Malgré cet échec, plusieurs associations de défense des droits de la personne et des libertés civiques ont salué le résultat du vote, insistant sur le fait que plus de la moitié des sénateurs étaient prêts à rétablir le droit des détenus à saisir un juge civil américain.
«Il est maintenant clair qu'avec une majorité de sénateurs votant pour l'amendement, la restauration de l'habeas corpus n'est pas seulement nécessaire, elle est aussi désirée par le Sénat», a déclaré la puissante ACLU dans un communiqué.
«Le vote d'aujourd'hui montre que le Congrès finira par renverser le cours des choses et rejeter l'idée que l'administration peut détenir des gens simplement sur un mot du président», a ajouté Jennifer Daskal, avocate de Human Rights Watch.
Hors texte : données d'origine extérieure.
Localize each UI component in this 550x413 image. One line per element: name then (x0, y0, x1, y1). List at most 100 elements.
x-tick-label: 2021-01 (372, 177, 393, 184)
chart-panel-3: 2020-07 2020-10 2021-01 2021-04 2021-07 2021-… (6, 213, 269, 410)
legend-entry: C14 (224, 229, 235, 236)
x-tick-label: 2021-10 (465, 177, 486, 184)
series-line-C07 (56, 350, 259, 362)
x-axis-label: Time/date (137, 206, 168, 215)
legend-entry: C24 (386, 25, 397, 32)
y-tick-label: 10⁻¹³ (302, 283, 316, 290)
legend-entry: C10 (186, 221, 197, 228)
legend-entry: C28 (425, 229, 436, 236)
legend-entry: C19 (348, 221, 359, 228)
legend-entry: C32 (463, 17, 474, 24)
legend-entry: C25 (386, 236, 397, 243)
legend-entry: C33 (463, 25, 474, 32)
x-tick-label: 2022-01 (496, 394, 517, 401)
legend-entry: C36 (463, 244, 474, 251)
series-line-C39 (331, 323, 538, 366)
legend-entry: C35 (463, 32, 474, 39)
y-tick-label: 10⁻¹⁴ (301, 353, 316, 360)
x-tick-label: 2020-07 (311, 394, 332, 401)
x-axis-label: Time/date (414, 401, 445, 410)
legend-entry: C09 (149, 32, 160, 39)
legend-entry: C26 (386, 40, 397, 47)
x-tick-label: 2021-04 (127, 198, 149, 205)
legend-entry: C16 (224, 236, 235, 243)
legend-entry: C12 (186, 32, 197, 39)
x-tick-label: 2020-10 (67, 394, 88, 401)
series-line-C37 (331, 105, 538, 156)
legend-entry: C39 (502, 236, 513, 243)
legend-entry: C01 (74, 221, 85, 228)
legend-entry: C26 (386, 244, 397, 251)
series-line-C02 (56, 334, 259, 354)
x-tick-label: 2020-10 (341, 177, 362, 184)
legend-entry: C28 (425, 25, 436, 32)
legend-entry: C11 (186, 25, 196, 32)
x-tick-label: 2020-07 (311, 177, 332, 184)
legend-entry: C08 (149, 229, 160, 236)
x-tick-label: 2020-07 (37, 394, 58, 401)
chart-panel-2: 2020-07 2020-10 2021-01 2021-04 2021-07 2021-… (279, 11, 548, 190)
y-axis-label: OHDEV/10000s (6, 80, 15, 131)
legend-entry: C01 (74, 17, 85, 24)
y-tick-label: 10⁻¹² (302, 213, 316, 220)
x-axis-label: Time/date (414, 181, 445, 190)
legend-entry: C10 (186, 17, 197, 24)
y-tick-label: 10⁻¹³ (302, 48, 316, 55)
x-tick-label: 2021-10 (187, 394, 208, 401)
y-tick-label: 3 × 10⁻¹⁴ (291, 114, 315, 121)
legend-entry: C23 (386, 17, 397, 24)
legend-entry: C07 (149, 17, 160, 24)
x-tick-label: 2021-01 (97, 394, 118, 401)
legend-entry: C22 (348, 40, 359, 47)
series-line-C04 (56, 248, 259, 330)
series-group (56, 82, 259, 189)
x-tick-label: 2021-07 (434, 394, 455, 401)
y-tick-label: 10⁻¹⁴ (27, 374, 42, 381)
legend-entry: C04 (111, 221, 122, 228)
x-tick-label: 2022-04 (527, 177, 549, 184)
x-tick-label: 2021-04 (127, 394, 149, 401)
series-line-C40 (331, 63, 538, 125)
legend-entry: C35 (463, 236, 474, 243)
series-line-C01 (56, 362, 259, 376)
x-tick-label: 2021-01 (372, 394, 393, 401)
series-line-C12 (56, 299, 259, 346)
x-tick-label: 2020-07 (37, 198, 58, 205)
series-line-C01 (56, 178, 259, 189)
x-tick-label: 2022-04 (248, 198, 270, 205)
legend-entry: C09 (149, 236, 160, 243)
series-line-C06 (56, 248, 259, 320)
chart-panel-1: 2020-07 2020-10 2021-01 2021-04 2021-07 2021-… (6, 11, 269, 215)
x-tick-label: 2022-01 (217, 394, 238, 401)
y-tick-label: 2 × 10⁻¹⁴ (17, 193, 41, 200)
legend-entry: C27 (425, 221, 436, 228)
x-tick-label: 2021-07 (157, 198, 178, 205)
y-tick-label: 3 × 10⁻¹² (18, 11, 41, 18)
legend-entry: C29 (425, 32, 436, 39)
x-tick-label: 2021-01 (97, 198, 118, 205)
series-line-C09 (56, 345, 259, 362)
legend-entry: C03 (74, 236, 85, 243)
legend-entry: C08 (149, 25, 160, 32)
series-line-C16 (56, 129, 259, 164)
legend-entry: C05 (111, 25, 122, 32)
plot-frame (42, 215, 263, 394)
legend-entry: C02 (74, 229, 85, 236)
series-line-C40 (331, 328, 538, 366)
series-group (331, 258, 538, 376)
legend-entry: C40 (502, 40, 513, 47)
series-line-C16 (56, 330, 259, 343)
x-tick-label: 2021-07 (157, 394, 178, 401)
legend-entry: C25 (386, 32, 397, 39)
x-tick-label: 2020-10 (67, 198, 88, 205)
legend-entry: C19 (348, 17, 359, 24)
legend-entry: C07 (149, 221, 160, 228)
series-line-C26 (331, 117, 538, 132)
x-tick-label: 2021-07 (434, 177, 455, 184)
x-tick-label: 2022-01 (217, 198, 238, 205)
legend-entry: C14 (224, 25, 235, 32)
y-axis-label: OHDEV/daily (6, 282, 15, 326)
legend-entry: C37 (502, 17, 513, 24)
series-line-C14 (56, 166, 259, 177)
L'administration Bush a toujours affirmé que les terroristes présumés prisonniers à Guantánamo, qui ne sont pas américains et sont détenus hors du territoire américain, ne pouvaient pas saisir un juge américain pour dénoncer leur détention sans inculpation.
Par deux fois, la Cour suprême lui a donné tort, mais le Congrès, alors dominé par les républicains, a répondu chaque fois par des lois limitant encore un peu plus l'accès des détenus à un juge. La plus haute juridiction du pays doit se pencher à nouveau sur la question cet hiver.
La loi actuellement en vigueur, promulguée à l'automne 2006, interdit aux détenus de saisir la justice civile avant d'avoir été traduits devant un tribunal militaire.
Pour ses détracteurs, cette loi est contraire à la Constitution, qui garantit l'accès de tout détenu à un juge. La Cour suprême du pays devra désormais déterminer si la Constitution américaine s'applique aux détenus de Guantánamo.
Le centre de détention de Guantánamo compte environ 340 prisonniers. Le gouvernement américain entend traduire 60 à 80 d'entre eux devant un tribunal militaire d'exception et rapatrier environ 80 autres, se gardant le droit de maintenir les près de 200 restant en détention sans inculpation jusqu'à la fin de la «guerre contre le terrorisme».